Un montage financier qui ne s'improvise pas
Sur le papier, l'écart de taille entre les deux entreprises a de quoi faire sourire : GameStop n'est qu'un revendeur de jeux vidéo en perte de vitesse depuis des années, alors qu'eBay est toujours un poids lourd du e-commerce mondial. Le dossier est pourtant sérieux. GameStop a déjà constitué une participation d'environ 5 % au capital d'eBay, sécurisé une lettre d'engagement de 20 milliards de dollars de financement par dette, et compte mobiliser ses 9,4 milliards de dollars de trésorerie pour boucler le reste. Un trésor de guerre hérité en grande partie de l'épisode meme-stock de 2021, quand l'action GameStop avait explosé de manière improbable sous l'impulsion des forums Reddit.

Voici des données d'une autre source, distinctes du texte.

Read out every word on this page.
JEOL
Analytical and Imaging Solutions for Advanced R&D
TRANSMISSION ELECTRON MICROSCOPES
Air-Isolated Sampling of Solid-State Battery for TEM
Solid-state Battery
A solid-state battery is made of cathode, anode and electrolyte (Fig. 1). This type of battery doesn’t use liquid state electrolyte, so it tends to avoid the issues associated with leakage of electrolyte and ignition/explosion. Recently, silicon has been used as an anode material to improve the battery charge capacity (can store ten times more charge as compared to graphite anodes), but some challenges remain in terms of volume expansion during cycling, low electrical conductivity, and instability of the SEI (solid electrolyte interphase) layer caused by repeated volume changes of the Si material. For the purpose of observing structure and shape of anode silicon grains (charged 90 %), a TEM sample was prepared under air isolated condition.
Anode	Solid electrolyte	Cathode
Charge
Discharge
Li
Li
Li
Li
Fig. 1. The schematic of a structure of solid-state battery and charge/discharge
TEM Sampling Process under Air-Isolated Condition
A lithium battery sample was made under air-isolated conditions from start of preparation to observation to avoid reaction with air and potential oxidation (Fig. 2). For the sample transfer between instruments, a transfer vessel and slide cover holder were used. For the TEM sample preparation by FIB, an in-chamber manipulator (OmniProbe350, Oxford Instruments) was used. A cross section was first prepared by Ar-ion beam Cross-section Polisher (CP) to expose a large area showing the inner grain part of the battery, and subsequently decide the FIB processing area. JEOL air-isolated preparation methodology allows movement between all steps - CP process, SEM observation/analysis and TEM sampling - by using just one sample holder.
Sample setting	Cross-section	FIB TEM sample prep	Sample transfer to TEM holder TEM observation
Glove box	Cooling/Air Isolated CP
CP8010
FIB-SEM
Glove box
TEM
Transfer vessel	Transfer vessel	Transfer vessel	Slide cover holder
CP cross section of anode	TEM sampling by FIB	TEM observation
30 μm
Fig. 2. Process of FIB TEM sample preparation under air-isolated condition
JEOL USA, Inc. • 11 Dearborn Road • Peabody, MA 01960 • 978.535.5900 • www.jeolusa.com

L'objectif : faire de l'ombre à Amazon
Cohen ne cache pas son ambition, qui sont fortes. Il a déclaré au Wall Street Journal vouloir transformer eBay en une entreprise valorisée à plusieurs centaines de milliards de dollars, capable de venir chatouiller Amazon sur le terrain du e-commerce. Pour y arriver, il promet de tailler 2 milliards de dollars de coûts annuels dans les douze mois suivant la clôture, en s'attaquant en priorité au budget marketing d'eBay, qui atteignait 2,4 milliards en 2025 sans réussir à faire grimper la base d'acheteurs actifs (croissance inférieure à 0,75 %). Si la transaction aboutit, Cohen prendrait personnellement les rênes du nouvel ensemble. Et si le conseil d'eBay refuse, il a déjà prévenu qu'il ferait cette proposition directement aux actionnaires.
On en dit quoi ?
Honnêtement ? L'opération a quelque chose de fascinant et de très douteux en même temps. D'un côté, un patron qui a su retourner GameStop avec un sens du timing financier assez rare, et qui a transformé une bulle Reddit en véritable trésor de guerre. De l'autre, un rachat ultra-disproportionné, financé en grande partie par de la dette, sur un actif qui rame depuis dix ans et que ni les précédentes équipes ni les fonds activistes n'ont vraiment réussi à relancer.
Promettre de couper 2 milliards de dollars sans toucher à la croissance, c'est aussi un classique des fusions qui finit rarement très bien. Cohen voit loin, on ne peut pas lui reprocher. Mais entre l'objectif annoncé et la réalité d'un eBay qui n'arrive même plus à recruter de nouveaux acheteurs, le chemin va être très long.